The company statement noted that Azure did not have sufficient “liquidity position” to provide the necessary time and resources to appeal the decision.
“The board of directors strongly disagrees with any suggestion that it would not be in the public interest to issue a receipt for the prospectus for the offering,” said Cam Deacon, chair of the board of directors. “In our view, any determination of what is in the public interest should weigh all relevant interests, including the interest of the company in being able to access the capital markets and the interests of the company’s existing shareholders, employees, suppliers, customers and other stakeholders. Potential investors had the benefit of very detailed risk factor and other disclosure regarding the company’s liquidity and financial hardship, and the company was prepared to include in the prospectus virtually all additional disclosure demanded by OSC staff, except where it was not possible for the company to include the demanded disclosure.
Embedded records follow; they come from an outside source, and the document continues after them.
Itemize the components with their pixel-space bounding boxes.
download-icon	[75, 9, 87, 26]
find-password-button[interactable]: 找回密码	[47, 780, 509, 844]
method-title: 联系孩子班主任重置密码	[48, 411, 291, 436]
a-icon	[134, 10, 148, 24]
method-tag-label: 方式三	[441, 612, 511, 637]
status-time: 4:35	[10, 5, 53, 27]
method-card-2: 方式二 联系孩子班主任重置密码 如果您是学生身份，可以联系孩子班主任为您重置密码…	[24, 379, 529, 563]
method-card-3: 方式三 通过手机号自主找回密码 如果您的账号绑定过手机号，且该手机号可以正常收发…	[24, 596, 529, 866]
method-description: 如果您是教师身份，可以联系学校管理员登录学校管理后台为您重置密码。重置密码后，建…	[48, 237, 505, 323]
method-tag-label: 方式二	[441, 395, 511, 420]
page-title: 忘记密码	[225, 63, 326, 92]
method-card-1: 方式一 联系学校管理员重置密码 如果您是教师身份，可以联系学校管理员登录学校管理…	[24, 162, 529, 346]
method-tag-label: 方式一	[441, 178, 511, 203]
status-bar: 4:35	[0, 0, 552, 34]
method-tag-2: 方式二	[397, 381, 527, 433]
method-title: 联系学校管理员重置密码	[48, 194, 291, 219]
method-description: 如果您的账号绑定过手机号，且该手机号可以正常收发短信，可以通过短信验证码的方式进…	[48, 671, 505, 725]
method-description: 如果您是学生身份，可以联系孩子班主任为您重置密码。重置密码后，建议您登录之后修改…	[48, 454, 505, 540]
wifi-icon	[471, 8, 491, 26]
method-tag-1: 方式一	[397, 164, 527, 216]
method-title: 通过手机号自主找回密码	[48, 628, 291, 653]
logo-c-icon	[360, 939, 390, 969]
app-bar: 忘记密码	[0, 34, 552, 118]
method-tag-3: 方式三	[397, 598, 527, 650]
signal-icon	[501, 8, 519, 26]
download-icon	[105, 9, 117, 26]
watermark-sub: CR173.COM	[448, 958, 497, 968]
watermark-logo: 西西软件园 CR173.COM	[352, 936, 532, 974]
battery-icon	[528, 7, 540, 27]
“In the circumstances, we are deeply troubled by the notion that investor protection would require allowing such unfortunate consequences to be visited upon a world industry leading company and its existing shareholders, employees, suppliers, customers and other stakeholders, particularly given our understanding that investors themselves, having had the benefit of such detailed disclosure, continued to have significant interest in the offering. We wish to convey to the company’s stakeholders both our terrible sadness at this outcome and our commitment to pursuing the best outcome remaining available in the circumstances through CCAA proceedings.”